Muhammad Iqbal menegaskan bahwa mustahil  sama sekali  bagi makhluk  manusia  yang  mengalami perkembangan jutaan tahun, untuk  dilemparkan begitu saja  bagai  barang  yang  tidak berharga. Tetapi itu baru dapat terlaksana apabila ia mampu menyucikan dirinya secara terus menerus. Penyucian jiwa  itu dengan  jalan menjauhkan diri dari kekejian dan dosa, dengan jalan amal saleh. Bukankah Al-Quran menegaskan bahwa, "Mahasuci Allah Yang di dalam genggaman kekuasaan-Nya seluruh kerajaan, dan Dia Mahakuasa atas segala sesuatu. Yang menciptakan mati dan hidup untuk menguji kamu siapakah di antara kamu yang paling baik amalnya, dan sesungguhnya Dia Mahamulia lagi Maha Pengampun" (QS Al-Mulk [67]:1-2).

Demikian  terlihat  bahwa  kematian  dalam  pandangan  Islam bukanlah  sesuatu  yang  buruk,  karena di samping mendorong manusia untuk  meningkatkan  pengabdiannya  dalam  kehidupan dunia  ini,  ia  juga merupakan pintu gerbang untuk memasuki kebahagiaan abadi, serta mendapatkan keadilan sejati.

Ayat-ayat Al-Quran dan hadis Nabi menunjukkan bahwa kematian bukanlah  ketiadaan  hidup  secara  mutlak, tetapi ia adalah ketiadaan hidup di dunia,  dalam  arti  bahwa  manusia  yang meninggal pada hakikatnya masih tetap hidup di alam lain dan dengan cara yang tidak dapat diketahui sepenuhnya. "Janganlah kamu menduga bahwa orang-orang yang gugur di jalan Allah itu mati, tetapi mereka itu hidup di sisi Tuhannya dengan mendapat rezeki" (QS Ali-'Imran [3]: 169). "Janganlah kamu mengatakan terhadap orang-orang yang meninggal di jalan Allah bahwa 'mereka itu telah mati,' sebenarnya mereka hidup, tetapi kamu tidak menyadarinya" (QS Al-Baqarah [2]: 154).
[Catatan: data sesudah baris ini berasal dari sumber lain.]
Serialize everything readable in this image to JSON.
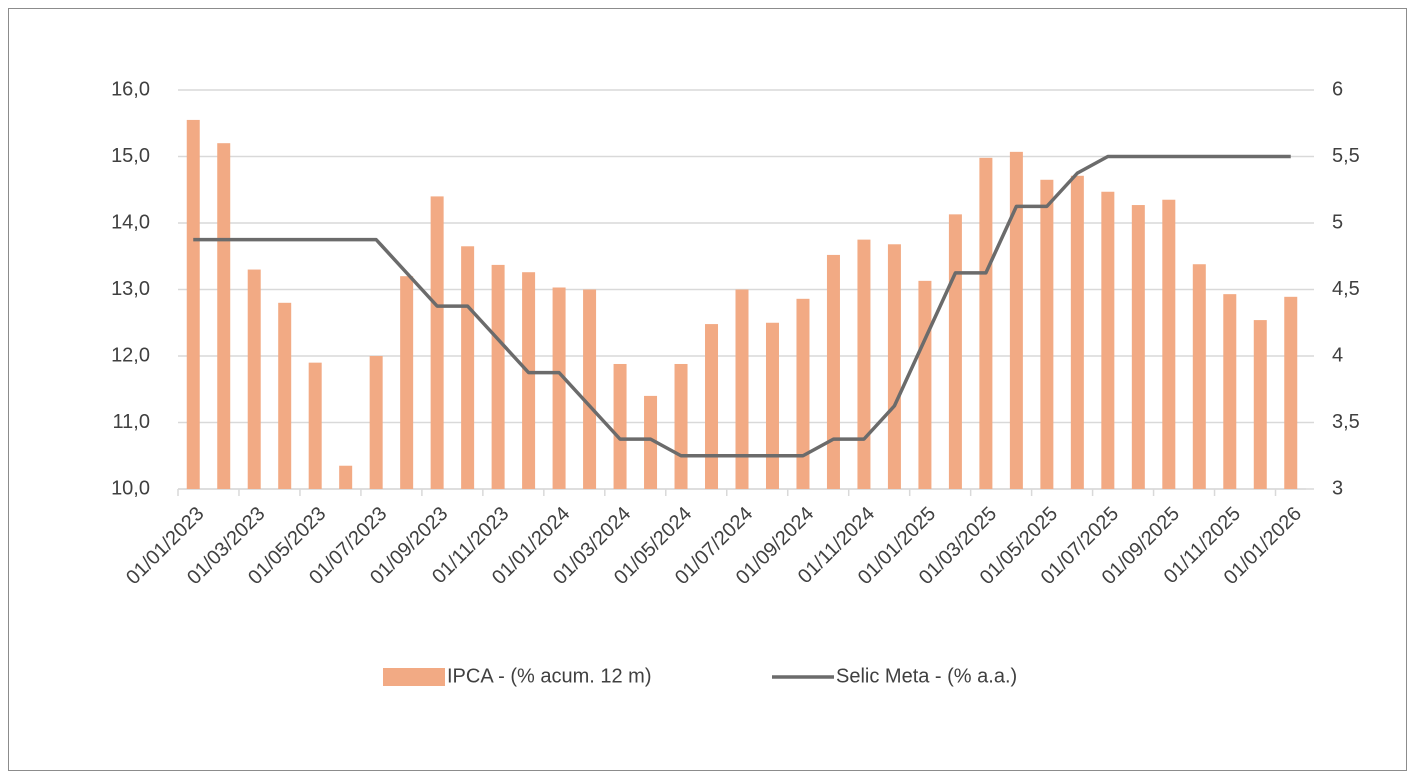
{
  "chart_data": {
    "type": "bar-line",
    "categories": [
      "01/01/2023",
      null,
      "01/03/2023",
      null,
      "01/05/2023",
      null,
      "01/07/2023",
      null,
      "01/09/2023",
      null,
      "01/11/2023",
      null,
      "01/01/2024",
      null,
      "01/03/2024",
      null,
      "01/05/2024",
      null,
      "01/07/2024",
      null,
      "01/09/2024",
      null,
      "01/11/2024",
      null,
      "01/01/2025",
      null,
      "01/03/2025",
      null,
      "01/05/2025",
      null,
      "01/07/2025",
      null,
      "01/09/2025",
      null,
      "01/11/2025",
      null,
      "01/01/2026"
    ],
    "series": [
      {
        "name": "IPCA - (% acum. 12 m)",
        "type": "bar",
        "color": "#f2aa84",
        "axis": "y",
        "values": [
          15.55,
          15.2,
          13.3,
          12.8,
          11.9,
          10.35,
          12.0,
          13.2,
          14.4,
          13.65,
          13.37,
          13.26,
          13.03,
          13.0,
          11.88,
          11.4,
          11.88,
          12.48,
          13.0,
          12.5,
          12.86,
          13.52,
          13.75,
          13.68,
          13.13,
          14.13,
          14.98,
          15.07,
          14.65,
          14.71,
          14.47,
          14.27,
          14.35,
          13.38,
          12.93,
          12.54,
          12.89
        ]
      },
      {
        "name": "Selic Meta - (% a.a.)",
        "type": "line",
        "color": "#6b6b6b",
        "axis": "y2",
        "values": [
          4.875,
          4.875,
          4.875,
          4.875,
          4.875,
          4.875,
          4.875,
          4.625,
          4.375,
          4.375,
          4.125,
          3.875,
          3.875,
          3.625,
          3.375,
          3.375,
          3.25,
          3.25,
          3.25,
          3.25,
          3.25,
          3.375,
          3.375,
          3.625,
          4.125,
          4.625,
          4.625,
          5.125,
          5.125,
          5.375,
          5.5,
          5.5,
          5.5,
          5.5,
          5.5,
          5.5,
          5.5
        ]
      }
    ],
    "ylim": [
      10,
      16
    ],
    "yticks": [
      {
        "value": 10,
        "label": "10,0"
      },
      {
        "value": 11,
        "label": "11,0"
      },
      {
        "value": 12,
        "label": "12,0"
      },
      {
        "value": 13,
        "label": "13,0"
      },
      {
        "value": 14,
        "label": "14,0"
      },
      {
        "value": 15,
        "label": "15,0"
      },
      {
        "value": 16,
        "label": "16,0"
      }
    ],
    "y2lim": [
      3,
      6
    ],
    "y2ticks": [
      3,
      {
        "value": 3.5,
        "label": "3,5"
      },
      4,
      {
        "value": 4.5,
        "label": "4,5"
      },
      5,
      {
        "value": 5.5,
        "label": "5,5"
      },
      6
    ],
    "grid": true,
    "legend": "bottom"
  }
}
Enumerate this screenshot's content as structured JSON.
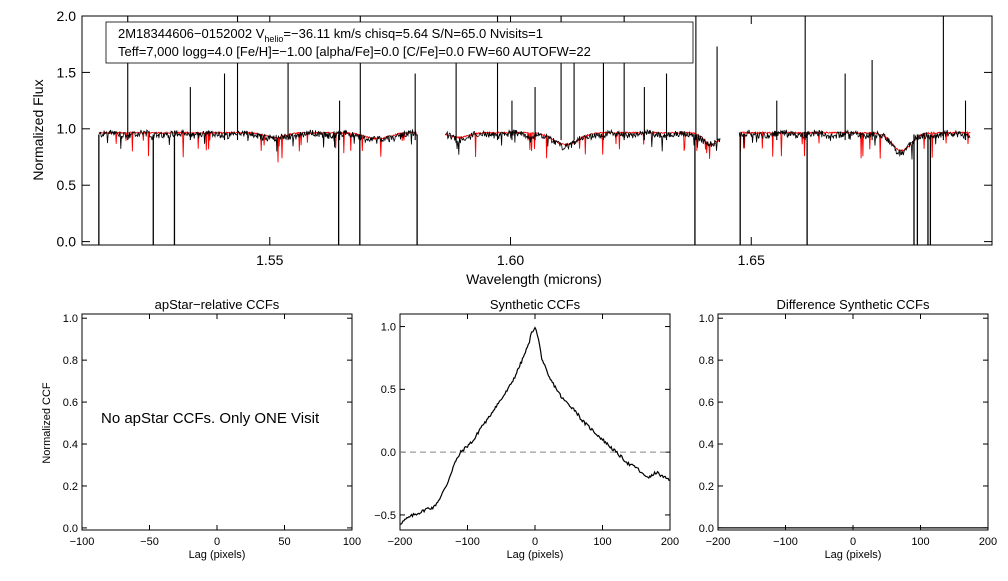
{
  "chart_data": [
    {
      "type": "line",
      "id": "spectrum",
      "header_line1_parts": [
        "2M18344606−0152002  V",
        "helio",
        "=−36.11 km/s  chisq=5.64  S/N=65.0  Nvisits=1"
      ],
      "header_line2": "Teff=7,000 logg=4.0 [Fe/H]=−1.00 [alpha/Fe]=0.0 [C/Fe]=0.0 FW=60 AUTOFW=22",
      "xlabel": "Wavelength (microns)",
      "ylabel": "Normalized Flux",
      "xlim": [
        1.511,
        1.7
      ],
      "ylim": [
        -0.03,
        2.0
      ],
      "xticks": [
        "1.55",
        "1.60",
        "1.65"
      ],
      "xtick_values": [
        1.55,
        1.6,
        1.65
      ],
      "yticks": [
        "0.0",
        "0.5",
        "1.0",
        "1.5",
        "2.0"
      ],
      "ytick_values": [
        0.0,
        0.5,
        1.0,
        1.5,
        2.0
      ],
      "chips": [
        [
          1.5145,
          1.5805
        ],
        [
          1.5865,
          1.6435
        ],
        [
          1.6475,
          1.6955
        ]
      ],
      "series": [
        {
          "name": "observed",
          "color": "#000000",
          "continuum": 0.95
        },
        {
          "name": "model",
          "color": "#ff0000",
          "continuum": 0.965
        }
      ],
      "absorption_features": [
        {
          "center": 1.6115,
          "depth": 0.1,
          "width": 0.0025
        },
        {
          "center": 1.5893,
          "depth": 0.04,
          "width": 0.002
        },
        {
          "center": 1.6418,
          "depth": 0.1,
          "width": 0.0015
        },
        {
          "center": 1.6812,
          "depth": 0.15,
          "width": 0.002
        },
        {
          "center": 1.5723,
          "depth": 0.05,
          "width": 0.0025
        },
        {
          "center": 1.5512,
          "depth": 0.04,
          "width": 0.002
        }
      ],
      "sky_spikes_down": [
        1.5145,
        1.5258,
        1.5302,
        1.5643,
        1.5687,
        1.5806,
        1.6383,
        1.6616,
        1.6477,
        1.6838,
        1.6845,
        1.6867,
        1.6872
      ],
      "sky_spikes_up": [
        1.5205,
        1.5335,
        1.5406,
        1.5433,
        1.5538,
        1.5645,
        1.5688,
        1.5802,
        1.5887,
        1.5973,
        1.6003,
        1.6051,
        1.6105,
        1.6132,
        1.6193,
        1.6236,
        1.6278,
        1.6324,
        1.6385,
        1.6429,
        1.6553,
        1.6612,
        1.6695,
        1.6751,
        1.6899,
        1.6945
      ]
    },
    {
      "type": "line",
      "id": "apstar",
      "title": "apStar−relative CCFs",
      "xlabel": "Lag (pixels)",
      "ylabel": "Normalized CCF",
      "xlim": [
        -100,
        100
      ],
      "ylim": [
        -0.01,
        1.02
      ],
      "xticks": [
        "−100",
        "−50",
        "0",
        "50",
        "100"
      ],
      "xtick_values": [
        -100,
        -50,
        0,
        50,
        100
      ],
      "yticks": [
        "0.0",
        "0.2",
        "0.4",
        "0.6",
        "0.8",
        "1.0"
      ],
      "ytick_values": [
        0,
        0.2,
        0.4,
        0.6,
        0.8,
        1.0
      ],
      "annotation": "No apStar CCFs.  Only ONE Visit"
    },
    {
      "type": "line",
      "id": "synthetic",
      "title": "Synthetic CCFs",
      "xlabel": "Lag (pixels)",
      "xlim": [
        -200,
        200
      ],
      "ylim": [
        -0.62,
        1.1
      ],
      "xticks": [
        "−200",
        "−100",
        "0",
        "100",
        "200"
      ],
      "xtick_values": [
        -200,
        -100,
        0,
        100,
        200
      ],
      "yticks": [
        "−0.5",
        "0.0",
        "0.5",
        "1.0"
      ],
      "ytick_values": [
        -0.5,
        0,
        0.5,
        1.0
      ],
      "zero_line": 0.0,
      "x": [
        -200,
        -190,
        -180,
        -170,
        -160,
        -150,
        -140,
        -130,
        -120,
        -110,
        -100,
        -90,
        -80,
        -70,
        -60,
        -50,
        -40,
        -30,
        -20,
        -10,
        -5,
        0,
        5,
        10,
        20,
        30,
        40,
        50,
        60,
        70,
        80,
        90,
        100,
        110,
        120,
        130,
        140,
        150,
        160,
        170,
        180,
        190,
        200
      ],
      "y": [
        -0.57,
        -0.53,
        -0.5,
        -0.48,
        -0.45,
        -0.44,
        -0.36,
        -0.25,
        -0.1,
        0.0,
        0.05,
        0.1,
        0.2,
        0.26,
        0.35,
        0.42,
        0.5,
        0.6,
        0.72,
        0.85,
        0.95,
        1.0,
        0.9,
        0.75,
        0.6,
        0.52,
        0.43,
        0.38,
        0.33,
        0.25,
        0.2,
        0.15,
        0.1,
        0.05,
        0.0,
        -0.05,
        -0.1,
        -0.12,
        -0.18,
        -0.2,
        -0.16,
        -0.2,
        -0.22
      ]
    },
    {
      "type": "line",
      "id": "difference",
      "title": "Difference Synthetic CCFs",
      "xlabel": "Lag (pixels)",
      "xlim": [
        -200,
        200
      ],
      "ylim": [
        -0.01,
        1.02
      ],
      "xticks": [
        "−200",
        "−100",
        "0",
        "100",
        "200"
      ],
      "xtick_values": [
        -200,
        -100,
        0,
        100,
        200
      ],
      "yticks": [
        "0.0",
        "0.2",
        "0.4",
        "0.6",
        "0.8",
        "1.0"
      ],
      "ytick_values": [
        0,
        0.2,
        0.4,
        0.6,
        0.8,
        1.0
      ],
      "x": [
        -200,
        200
      ],
      "y": [
        0.0,
        0.0
      ]
    }
  ]
}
Imam Bukhari meriwayatkan melalui sahabat Nabi Al-Bara'  bin Azib,  bahwa  Rasulullah Saw., bersabda ketika putra beliau, Ibrahim, meninggal dunia, "Sesungguhnya untuk dia  (Ibrahim) ada seseorang yang menyusukannya di surga." Sejarawan Ibnu Ishak dan lain-lain meriwayatkan bahwa ketika orang-orang  musyrik  yang  tewas dalam  peperangan   Badar dikuburkan    dalam    satu    perigi    oleh    Nabi    dan sahabat-sahabatnya, beliau "bertanya"  kepada  mereka  yang telah  tewas  itu,  "Wahai  penghuni perigi, wahai Utbah bin Rabi'ah, Syaibah bin Rabi'ah, Ummayah bin Khalaf; Wahai  Abu Jahl   bin   Hisyam,  (seterusnya  beliau  menyebutkan  nama orang-orang yang di dalam perigi itu satu per  satu).  Wahai penghuni  perigi!  Adakah  kamu  telah  menemukan apa  yang dijanjikanTuhanmu itu benar-benar ada? Aku  telah  mendapati apa yang telah dijanjikan Tuhanku."

"Rasul. Mengapa  Anda  berbicara  dengan  orang  yang  sudah tewas?"  Tanya  para  sahabat.  Rasul menjawab: "Ma antum hiasma' mimma aqul minhum,  walakinnahum  la  yastathi'una  anyujibuni  (Kamu  sekalian tidak lebih mendengar dari mereka, tetapi mereka tidak dapat menjawabku)."